Mais le débat n’a même pas lieu. Sauf chez les libéraux, en particulier ceux de l’école autrichienne. Le dogme est que la monnaie est le moteur de l’économie. Il n’est pas remis en cause. La problématique est de continuer à mener la même politique monétaire, tout en évitant les crises. On considère, en quelque sorte, que les marchés ont mal réagi à cette politique monétaire. Il faut donc encore plus contrôler les marchés, et leurs acteurs, notamment les banques, pour qu’ils réagissent conformément aux souhaits des autorités.

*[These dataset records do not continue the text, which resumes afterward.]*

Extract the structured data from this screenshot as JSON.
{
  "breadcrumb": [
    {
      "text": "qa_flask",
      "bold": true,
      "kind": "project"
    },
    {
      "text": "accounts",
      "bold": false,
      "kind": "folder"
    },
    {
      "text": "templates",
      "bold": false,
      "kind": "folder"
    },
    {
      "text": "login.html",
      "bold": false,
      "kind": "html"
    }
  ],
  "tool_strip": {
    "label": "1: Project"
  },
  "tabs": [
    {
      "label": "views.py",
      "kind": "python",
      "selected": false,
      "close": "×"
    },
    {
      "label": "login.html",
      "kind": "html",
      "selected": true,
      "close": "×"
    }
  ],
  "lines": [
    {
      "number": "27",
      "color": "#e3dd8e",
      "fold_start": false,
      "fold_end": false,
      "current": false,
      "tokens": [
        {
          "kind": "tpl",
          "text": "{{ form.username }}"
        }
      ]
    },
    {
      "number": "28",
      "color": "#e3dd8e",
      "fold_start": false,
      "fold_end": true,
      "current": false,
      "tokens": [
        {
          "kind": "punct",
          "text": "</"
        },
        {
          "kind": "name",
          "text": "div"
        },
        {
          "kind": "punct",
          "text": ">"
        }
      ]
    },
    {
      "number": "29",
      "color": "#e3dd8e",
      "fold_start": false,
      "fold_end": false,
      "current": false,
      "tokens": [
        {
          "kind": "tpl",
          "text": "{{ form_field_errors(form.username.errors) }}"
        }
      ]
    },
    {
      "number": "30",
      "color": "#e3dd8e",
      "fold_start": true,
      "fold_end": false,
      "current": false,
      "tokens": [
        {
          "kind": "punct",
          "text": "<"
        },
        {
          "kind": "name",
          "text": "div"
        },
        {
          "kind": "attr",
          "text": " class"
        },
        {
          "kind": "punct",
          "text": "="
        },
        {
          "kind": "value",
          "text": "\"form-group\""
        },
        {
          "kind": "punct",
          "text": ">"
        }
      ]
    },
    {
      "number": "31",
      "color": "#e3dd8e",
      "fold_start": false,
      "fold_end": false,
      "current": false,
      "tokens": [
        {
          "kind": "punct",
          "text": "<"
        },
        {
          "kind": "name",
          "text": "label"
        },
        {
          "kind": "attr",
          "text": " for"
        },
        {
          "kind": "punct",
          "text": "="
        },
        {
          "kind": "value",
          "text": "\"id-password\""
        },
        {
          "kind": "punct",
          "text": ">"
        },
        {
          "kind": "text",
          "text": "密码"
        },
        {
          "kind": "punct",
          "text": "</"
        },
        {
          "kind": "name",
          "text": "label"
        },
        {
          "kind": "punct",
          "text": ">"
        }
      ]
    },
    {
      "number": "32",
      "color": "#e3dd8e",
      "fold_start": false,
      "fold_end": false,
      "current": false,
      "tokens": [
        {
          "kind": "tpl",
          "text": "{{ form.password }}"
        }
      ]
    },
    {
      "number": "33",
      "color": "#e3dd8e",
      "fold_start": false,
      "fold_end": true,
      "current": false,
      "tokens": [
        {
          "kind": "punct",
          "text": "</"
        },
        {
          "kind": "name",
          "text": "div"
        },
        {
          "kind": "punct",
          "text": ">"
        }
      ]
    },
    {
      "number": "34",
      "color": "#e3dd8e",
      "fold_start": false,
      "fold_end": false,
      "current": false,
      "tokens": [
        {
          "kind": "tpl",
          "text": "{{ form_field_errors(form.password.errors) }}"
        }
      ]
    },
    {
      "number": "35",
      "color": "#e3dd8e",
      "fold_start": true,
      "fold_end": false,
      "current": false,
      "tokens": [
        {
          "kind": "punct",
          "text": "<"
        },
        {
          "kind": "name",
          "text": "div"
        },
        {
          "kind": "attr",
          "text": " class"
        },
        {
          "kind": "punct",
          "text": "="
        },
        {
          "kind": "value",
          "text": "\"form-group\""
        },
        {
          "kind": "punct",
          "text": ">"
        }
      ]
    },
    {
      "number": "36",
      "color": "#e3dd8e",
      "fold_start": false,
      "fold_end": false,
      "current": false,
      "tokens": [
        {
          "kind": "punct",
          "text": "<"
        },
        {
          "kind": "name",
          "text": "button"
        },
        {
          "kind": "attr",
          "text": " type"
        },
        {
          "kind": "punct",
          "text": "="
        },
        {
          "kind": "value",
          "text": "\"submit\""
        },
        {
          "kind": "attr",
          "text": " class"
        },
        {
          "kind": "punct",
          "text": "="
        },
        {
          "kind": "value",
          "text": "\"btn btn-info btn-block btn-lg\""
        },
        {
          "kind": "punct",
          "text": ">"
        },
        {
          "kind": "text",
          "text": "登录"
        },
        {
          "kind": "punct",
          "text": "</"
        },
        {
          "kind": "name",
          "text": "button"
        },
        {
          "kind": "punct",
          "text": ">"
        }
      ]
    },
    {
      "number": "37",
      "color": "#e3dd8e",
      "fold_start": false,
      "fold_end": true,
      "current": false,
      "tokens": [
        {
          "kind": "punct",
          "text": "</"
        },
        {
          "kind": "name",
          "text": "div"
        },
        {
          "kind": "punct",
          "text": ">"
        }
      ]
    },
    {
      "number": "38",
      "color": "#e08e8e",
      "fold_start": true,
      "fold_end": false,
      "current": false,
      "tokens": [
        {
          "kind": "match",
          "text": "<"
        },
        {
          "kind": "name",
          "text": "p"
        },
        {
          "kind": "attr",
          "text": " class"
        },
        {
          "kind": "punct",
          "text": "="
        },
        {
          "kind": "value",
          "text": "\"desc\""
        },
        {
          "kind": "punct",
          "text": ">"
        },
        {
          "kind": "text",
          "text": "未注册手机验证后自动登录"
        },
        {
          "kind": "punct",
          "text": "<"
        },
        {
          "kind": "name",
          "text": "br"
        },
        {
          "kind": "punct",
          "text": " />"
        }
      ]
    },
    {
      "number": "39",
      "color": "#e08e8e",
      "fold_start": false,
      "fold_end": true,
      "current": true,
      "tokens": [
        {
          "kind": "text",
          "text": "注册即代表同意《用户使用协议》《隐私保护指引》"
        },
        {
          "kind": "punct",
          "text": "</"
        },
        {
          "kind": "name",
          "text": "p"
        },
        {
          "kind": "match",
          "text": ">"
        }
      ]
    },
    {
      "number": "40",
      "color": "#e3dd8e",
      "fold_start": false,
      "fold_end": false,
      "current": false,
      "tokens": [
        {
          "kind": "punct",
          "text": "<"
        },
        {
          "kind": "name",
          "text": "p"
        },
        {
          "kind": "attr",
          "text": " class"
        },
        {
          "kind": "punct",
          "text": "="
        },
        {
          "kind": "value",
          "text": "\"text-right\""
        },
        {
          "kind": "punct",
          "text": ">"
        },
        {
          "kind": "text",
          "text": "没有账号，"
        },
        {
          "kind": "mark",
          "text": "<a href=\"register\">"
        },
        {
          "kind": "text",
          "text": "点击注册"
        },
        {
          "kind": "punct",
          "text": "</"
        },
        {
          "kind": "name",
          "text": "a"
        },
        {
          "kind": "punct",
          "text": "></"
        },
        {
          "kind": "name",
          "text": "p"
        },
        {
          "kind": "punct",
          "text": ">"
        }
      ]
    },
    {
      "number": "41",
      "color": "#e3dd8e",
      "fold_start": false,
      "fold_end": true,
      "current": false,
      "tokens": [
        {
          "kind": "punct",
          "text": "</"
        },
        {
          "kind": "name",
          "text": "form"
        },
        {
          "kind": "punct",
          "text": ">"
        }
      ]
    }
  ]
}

Le débat sur la séparation des activités spéculatives de ce qui serait considéré comme le métier normal des banques illustre bien les objectifs de la réglementation. Elle s’attaque au coupable désigné : la spéculation. Sauf que la crise est venue du secteur des prêts immobiliers et des prêts à la consommation. Le cœur de métier des banques donc. La crise est venue de titres considérés comme non spéculatifs, car liés à l’immobilier.

Le débat devrait porter sur la politique économique. Progressivement, l’économie occidentale est pilotée par la création monétaire. On pense pouvoir accélérer ou ralentir la croissance en agissant sur les taux d’intérêt et le crédit. Les autorités, gouvernants et technocrates, ont trouvé ce levier pour promettre la prospérité sans effort aux citoyen. Le dogme s’est imposé comme une évidence, oubliant des siècles d’étalon-or. Les autorités ont trouvé un bouc émissaire, pour éviter d’affronter leurs responsabilités : les marchés financiers. La monnaie devrait être le débat aujourd’hui. De là découle le cadre réglementaire.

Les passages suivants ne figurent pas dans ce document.